The CED directly blames the failure of appeasement, alongside fascism and extreme nationalism, for the outbreak of World War II (KC-4.1.III).
Appeasement happened for specific reasons you should be able to name, including fear of repeating WWI, American isolationism, and Western distrust of the Soviet Union (KC-4.1.III.A).
Know the chain of concessions in order: remilitarization of the Rhineland, the invasion of Ethiopia, the Anschluss with Austria, and the Sudetenland at Munich in 1938.
The Munich Agreement is the single most-tested example of appeasement, so connect the two automatically on multiple choice.
Appeasement's failure shaped the Cold War, because Western leaders' 'never again Munich' mindset fed hardline policies and alliances like NATO in Unit 9.
Appeasement is the 1930s policy, led by Britain and France, of granting concessions to aggressive fascist states (especially Nazi Germany) to avoid war. The AP Euro CED names its failure as a direct cause of World War II under KC-4.1.III.
No. It delayed war by about a year at most.
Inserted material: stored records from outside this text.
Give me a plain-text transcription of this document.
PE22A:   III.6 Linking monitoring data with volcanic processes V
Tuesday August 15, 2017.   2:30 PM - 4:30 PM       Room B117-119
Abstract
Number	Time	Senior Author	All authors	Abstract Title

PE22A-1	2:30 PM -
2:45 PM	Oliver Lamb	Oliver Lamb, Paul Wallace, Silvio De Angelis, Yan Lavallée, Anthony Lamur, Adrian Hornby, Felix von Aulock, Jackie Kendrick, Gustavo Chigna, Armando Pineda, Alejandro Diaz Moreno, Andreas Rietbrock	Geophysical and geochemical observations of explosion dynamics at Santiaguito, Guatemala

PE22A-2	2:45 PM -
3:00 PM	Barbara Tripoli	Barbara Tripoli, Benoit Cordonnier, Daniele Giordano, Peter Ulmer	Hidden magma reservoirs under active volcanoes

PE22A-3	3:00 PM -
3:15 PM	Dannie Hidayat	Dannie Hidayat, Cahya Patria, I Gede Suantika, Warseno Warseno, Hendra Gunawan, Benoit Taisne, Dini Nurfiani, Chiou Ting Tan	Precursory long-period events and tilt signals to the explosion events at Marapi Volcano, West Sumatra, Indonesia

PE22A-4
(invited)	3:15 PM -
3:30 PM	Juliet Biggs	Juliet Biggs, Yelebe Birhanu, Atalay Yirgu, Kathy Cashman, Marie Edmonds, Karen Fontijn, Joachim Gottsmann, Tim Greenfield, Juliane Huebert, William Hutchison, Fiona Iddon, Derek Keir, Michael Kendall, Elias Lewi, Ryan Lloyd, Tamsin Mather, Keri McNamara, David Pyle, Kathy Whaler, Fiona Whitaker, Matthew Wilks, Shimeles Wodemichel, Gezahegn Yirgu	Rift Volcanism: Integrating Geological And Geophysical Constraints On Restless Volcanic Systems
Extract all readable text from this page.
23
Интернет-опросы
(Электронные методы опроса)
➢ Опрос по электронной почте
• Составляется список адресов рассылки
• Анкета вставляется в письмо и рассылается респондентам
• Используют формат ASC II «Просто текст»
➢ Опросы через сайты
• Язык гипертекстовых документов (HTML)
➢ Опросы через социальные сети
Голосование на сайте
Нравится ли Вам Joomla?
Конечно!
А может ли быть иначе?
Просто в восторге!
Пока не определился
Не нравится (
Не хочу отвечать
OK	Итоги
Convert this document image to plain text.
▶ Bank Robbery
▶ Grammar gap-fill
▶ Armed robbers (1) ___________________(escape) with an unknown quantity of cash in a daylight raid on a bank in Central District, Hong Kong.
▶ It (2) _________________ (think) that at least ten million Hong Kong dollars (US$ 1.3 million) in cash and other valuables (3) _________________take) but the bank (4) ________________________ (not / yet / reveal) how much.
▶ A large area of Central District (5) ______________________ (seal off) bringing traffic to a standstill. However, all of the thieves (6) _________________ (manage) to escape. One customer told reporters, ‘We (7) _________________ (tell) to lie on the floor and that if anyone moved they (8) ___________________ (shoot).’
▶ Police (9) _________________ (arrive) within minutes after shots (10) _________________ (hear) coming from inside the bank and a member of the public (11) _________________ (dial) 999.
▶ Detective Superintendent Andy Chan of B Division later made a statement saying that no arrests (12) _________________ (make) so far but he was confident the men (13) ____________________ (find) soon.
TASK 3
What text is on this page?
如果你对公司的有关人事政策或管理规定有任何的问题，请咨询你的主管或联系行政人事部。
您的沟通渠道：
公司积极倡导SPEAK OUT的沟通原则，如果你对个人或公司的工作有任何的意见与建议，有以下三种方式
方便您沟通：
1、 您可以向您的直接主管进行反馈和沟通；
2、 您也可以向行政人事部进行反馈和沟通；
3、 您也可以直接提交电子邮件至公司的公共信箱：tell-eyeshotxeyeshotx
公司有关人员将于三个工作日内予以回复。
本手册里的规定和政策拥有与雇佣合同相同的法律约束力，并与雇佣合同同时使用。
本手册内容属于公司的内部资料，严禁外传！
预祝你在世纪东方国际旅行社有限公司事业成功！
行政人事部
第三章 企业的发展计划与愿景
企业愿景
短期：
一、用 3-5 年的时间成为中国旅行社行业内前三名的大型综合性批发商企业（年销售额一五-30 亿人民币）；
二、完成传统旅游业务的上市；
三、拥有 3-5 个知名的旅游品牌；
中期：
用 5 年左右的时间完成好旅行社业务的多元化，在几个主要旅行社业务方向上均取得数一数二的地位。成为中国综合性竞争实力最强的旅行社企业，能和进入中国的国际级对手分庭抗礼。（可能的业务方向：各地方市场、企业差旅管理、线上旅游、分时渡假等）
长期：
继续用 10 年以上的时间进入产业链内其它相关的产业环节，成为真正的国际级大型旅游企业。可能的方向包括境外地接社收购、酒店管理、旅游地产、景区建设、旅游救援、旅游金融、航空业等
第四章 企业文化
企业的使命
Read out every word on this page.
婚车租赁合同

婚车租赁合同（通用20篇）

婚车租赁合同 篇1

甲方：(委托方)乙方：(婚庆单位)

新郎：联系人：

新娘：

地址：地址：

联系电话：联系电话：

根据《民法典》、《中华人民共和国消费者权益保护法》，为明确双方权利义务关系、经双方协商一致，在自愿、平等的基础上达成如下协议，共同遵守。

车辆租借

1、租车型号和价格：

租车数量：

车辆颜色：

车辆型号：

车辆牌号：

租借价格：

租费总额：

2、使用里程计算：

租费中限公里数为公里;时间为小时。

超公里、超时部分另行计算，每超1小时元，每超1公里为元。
After getting the Sudetenland at Munich in 1938, Hitler took the rest of Czechoslovakia in March 1939 and invaded Poland that September, which finally triggered British and French declarations of war.
Collective security means nations jointly resist any aggressor (the League of Nations model), while appeasement means buying the aggressor off with concessions. Collective security collapsed first in the 1930s, and appeasement was the fallback that also failed.
The CED gives three reasons: fear of repeating World War I's devastation, American isolationism that left them without U.S. support, and deep distrust of the communist Soviet Union that blocked an anti-fascist alliance. Together these made standing up to Hitler look riskier than conceding.
The Munich Agreement of September 1938, where Britain and France let Hitler annex the Sudetenland from Czechoslovakia without Czech input. Other CED-listed examples include the remilitarization of the Rhineland, the Italian invasion of Ethiopia, and the Anschluss with Austria.